Let $X$ be a finite dimensional normed vector space and $Y$ an arbitrary normed vector space. Show that any linear operator $T : X \to Y$ is bounded.
I got the hint to first show that $\| x\|_0 := \| x \| + \| Tx\|$, $x \in X$, defines a norm on $X$, but I do not know how this should help me.

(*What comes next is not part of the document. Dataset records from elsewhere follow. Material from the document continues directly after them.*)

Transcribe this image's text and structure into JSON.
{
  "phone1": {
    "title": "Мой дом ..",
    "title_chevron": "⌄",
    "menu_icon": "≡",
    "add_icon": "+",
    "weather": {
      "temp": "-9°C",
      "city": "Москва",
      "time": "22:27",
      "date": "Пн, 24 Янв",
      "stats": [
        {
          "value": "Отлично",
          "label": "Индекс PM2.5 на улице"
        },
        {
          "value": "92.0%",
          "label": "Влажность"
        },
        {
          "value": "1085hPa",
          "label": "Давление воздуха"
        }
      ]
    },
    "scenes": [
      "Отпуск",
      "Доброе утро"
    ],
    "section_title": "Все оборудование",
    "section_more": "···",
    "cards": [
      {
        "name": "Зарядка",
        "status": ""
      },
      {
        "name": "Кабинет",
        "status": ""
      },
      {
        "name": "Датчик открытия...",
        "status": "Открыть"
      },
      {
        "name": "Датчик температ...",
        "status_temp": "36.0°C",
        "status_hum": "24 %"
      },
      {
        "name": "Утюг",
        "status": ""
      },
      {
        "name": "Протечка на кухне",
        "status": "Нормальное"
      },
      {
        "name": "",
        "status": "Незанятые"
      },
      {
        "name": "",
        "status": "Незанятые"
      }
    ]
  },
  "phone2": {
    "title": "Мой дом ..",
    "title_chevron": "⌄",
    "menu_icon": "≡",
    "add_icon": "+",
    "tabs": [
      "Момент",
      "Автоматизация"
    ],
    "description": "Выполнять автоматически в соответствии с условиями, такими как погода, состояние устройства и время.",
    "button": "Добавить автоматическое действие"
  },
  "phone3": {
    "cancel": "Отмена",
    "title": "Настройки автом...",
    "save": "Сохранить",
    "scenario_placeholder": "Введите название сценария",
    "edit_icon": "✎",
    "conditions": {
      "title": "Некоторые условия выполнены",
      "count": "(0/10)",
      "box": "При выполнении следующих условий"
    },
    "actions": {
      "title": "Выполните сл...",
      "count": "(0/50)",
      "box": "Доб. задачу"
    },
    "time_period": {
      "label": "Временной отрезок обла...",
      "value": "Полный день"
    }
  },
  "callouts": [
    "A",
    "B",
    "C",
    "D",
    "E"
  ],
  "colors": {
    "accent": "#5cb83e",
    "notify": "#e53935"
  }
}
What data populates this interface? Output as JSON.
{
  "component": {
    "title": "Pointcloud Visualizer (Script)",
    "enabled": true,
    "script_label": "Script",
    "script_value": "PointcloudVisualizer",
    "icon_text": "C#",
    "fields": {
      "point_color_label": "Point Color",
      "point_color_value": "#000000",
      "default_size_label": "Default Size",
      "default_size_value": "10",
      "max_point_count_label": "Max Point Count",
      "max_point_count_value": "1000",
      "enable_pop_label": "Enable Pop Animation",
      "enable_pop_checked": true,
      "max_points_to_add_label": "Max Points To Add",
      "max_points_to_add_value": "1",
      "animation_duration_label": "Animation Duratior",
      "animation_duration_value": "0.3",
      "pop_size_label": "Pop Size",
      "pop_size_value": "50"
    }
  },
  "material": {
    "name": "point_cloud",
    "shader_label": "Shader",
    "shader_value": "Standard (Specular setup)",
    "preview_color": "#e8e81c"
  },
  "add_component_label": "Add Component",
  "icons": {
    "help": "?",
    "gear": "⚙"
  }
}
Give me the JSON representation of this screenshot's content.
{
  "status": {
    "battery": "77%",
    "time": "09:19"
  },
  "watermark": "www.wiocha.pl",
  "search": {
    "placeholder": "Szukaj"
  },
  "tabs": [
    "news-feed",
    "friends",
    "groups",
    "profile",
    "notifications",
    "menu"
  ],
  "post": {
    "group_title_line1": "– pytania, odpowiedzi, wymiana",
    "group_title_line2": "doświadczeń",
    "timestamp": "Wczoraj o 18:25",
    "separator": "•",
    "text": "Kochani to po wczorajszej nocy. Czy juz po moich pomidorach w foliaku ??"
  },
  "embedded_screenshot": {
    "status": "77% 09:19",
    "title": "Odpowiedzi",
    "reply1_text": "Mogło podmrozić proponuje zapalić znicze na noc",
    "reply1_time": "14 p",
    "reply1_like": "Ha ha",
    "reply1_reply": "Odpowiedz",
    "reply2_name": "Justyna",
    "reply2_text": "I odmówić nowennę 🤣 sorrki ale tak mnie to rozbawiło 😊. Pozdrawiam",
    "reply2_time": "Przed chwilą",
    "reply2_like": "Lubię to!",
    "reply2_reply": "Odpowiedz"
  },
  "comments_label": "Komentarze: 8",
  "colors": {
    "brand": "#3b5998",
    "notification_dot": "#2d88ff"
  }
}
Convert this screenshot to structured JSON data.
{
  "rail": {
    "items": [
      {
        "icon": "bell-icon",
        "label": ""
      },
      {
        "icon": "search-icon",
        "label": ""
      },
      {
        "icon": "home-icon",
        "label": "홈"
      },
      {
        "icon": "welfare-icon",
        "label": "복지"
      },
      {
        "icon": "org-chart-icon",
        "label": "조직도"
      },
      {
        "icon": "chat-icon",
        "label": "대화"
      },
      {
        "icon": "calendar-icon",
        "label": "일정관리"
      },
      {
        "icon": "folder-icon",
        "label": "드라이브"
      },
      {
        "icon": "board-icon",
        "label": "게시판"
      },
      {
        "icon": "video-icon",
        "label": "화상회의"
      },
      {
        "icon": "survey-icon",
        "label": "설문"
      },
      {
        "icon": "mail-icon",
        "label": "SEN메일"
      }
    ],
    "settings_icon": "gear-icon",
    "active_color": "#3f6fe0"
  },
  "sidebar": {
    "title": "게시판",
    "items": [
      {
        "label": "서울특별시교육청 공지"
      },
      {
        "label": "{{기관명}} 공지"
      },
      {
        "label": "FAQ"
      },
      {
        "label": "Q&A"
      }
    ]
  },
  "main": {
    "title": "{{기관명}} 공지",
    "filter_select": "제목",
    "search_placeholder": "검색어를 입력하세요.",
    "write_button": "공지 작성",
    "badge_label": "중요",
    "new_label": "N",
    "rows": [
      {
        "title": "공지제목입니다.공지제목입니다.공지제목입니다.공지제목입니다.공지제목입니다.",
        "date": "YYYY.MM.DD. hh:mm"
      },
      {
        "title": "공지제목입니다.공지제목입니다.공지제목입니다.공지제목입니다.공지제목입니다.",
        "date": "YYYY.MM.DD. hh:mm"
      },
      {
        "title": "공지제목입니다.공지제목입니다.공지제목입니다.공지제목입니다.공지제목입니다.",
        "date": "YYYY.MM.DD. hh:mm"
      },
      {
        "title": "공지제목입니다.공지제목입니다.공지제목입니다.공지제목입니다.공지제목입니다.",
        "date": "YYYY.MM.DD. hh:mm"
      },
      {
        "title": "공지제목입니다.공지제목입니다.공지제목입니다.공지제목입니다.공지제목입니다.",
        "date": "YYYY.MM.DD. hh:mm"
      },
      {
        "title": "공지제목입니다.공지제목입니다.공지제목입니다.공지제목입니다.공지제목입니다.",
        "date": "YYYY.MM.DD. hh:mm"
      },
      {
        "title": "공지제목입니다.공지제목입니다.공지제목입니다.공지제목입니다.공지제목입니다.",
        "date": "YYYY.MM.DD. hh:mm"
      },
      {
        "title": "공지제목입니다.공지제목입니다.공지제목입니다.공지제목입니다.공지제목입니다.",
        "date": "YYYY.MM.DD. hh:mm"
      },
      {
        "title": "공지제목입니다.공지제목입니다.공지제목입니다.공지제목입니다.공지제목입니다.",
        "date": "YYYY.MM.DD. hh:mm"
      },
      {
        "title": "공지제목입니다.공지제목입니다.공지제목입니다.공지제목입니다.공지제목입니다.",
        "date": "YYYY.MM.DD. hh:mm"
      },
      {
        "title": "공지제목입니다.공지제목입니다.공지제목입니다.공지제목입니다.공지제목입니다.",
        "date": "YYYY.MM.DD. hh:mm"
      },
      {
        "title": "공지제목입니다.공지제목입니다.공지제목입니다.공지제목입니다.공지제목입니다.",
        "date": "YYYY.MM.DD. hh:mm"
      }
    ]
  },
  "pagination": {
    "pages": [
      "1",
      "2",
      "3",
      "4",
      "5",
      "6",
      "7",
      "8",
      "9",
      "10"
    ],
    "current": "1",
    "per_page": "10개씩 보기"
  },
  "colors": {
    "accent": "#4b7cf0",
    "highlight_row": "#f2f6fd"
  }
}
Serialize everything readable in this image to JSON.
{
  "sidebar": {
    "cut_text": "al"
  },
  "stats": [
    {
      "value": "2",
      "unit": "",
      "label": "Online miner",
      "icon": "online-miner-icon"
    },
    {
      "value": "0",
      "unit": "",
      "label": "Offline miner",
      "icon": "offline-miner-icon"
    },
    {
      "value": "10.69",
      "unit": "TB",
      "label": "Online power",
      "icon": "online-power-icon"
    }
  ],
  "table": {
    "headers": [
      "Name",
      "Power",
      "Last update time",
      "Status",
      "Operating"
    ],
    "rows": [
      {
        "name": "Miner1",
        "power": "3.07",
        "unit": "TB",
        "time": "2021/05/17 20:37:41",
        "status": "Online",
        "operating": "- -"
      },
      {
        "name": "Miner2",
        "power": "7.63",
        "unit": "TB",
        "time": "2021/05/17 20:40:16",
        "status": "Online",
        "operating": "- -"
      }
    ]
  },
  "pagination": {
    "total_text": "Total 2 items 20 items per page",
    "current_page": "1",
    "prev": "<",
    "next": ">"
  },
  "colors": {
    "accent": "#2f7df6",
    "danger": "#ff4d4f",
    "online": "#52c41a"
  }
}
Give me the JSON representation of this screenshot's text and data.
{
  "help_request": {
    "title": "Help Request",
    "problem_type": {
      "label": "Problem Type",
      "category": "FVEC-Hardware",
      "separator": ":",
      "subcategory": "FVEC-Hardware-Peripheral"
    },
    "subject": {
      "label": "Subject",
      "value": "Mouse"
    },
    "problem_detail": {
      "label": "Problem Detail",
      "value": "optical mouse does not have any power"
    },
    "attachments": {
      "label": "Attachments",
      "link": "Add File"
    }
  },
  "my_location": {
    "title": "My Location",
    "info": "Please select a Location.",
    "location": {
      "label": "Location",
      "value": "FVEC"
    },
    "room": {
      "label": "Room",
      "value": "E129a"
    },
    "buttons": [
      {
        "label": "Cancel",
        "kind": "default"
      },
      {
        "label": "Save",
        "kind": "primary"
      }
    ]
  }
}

Further I should calculate $\|T\|$ for where $X = K^n$, equipped with the Euclidean norm $\|\cdot\|_2$, $Y := \ell_1(\mathbb{N})$ and $Tx := (x_1,\ldots,x_n,0,0,\ldots) \in \ell_1(\mathbb{N})$, for all $x = (x_1,\ldots,x_n) \in K^n$.
Can please someone help?
Regarding the operator norm: I was thinking
$ ||T∥_2 = \sup \limits_{x \neq 0} \frac{∥Tx∥_1}{∥x∥_1} = \sup \limits_{x \neq0} \frac{∥( x_1,…,x_n,0,0,…)∥_1}{∥(x_1,…,x_n)∥_1} = \sup \limits_{x \neq0} \frac{|x_1|+…+|x_n|}{|x_1|+…+|x_n|}= 1 $